CBI outlines emerging trends in supply chains, corporate finance and workforce dynamics
The recession has raised concerns about commercial models, supply chains and finance that will reshape business behaviour well into the next decade, the CBI said at its annual conference.
Richard Lambert, CBI Director-General, said: “We may be at the start of a new era for businesses, in which attitudes to finance and to corporate leadership are changed for a generation by the shock of the past two years.”
Lambert added: "What we now need is a more balanced, less risky pathway to growth – one in which the short-term returns may be lower, but the long-term rewards for management success will be a lot more sustainable and secure.”

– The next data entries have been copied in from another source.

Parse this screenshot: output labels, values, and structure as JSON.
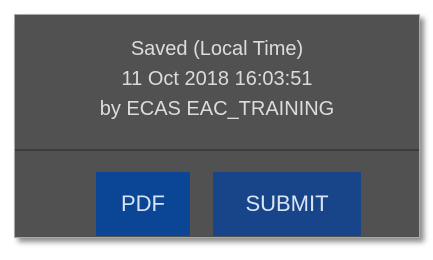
{
  "save_panel": {
    "status_line_1": "Saved (Local Time)",
    "status_line_2": "11 Oct 2018 16:03:51",
    "status_line_3": "by ECAS EAC_TRAINING"
  },
  "actions": {
    "pdf_label": "PDF",
    "submit_label": "SUBMIT"
  },
  "colors": {
    "panel_bg": "#515151",
    "text": "#dcdcdc",
    "pdf_button": "#0b4595",
    "submit_button": "#18448a"
  }
}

A new report launched by the CBI flags four key areas of UK business where fresh approaches will develop because of the downturn. These are:
• Businesses do not see credit terms falling back to pre-crunch levels and, having become wary of higher debt levels, firms will look to alternatives to debt-driven growth to protect investment and innovation. More financing options will be created and deployed.
• Companies will reorganise and re-examine their approach to working with partners - from suppliers to universities, and even competitors. Ongoing concerns over a 'domino effect' of supply chain failures and issues around trade credit insurance will compel firms to forge more collaborative supplier relationships.
• Sustainability and ethics will become more integrated into the business model. Firms will seek to improve accountability and corporate citizenship further to attract and retain customers and staff.
• A more flexible workforce will evolve, assisted by developments in technology and training, and building on the spirit of collaboration between employers and staff which has grown over the recession. For some firms that might mean a smaller core workforce and a larger 'flexiforce'.
Lambert added: "There are important questions around how businesses are going to finance growth and investment in the future. And in a more collaborative, less transactional world, closer relationships with customers, suppliers, employees and shareholders look like becoming the new norm.”
"Firms looking to reduce risk and acknowledge their interdependence are seeking more collaborative ways of working through partnerships and joint ventures. Perhaps we will see a flourishing of supply chain finance – in which firms with the largest, most solid balance sheets help finance their smaller suppliers or customers.”
He continued: "Businesses want to adapt to a harsher credit climate by finding new sources of funding. Why not encourage new forms of institutions to finance the growth of small and medium-sized enterprises through equity and debt? And why not make it easier for companies to raise money locally, perhaps through new regional banking and investment institutions, rather than having to rely on a few very big players in London and Edinburgh?"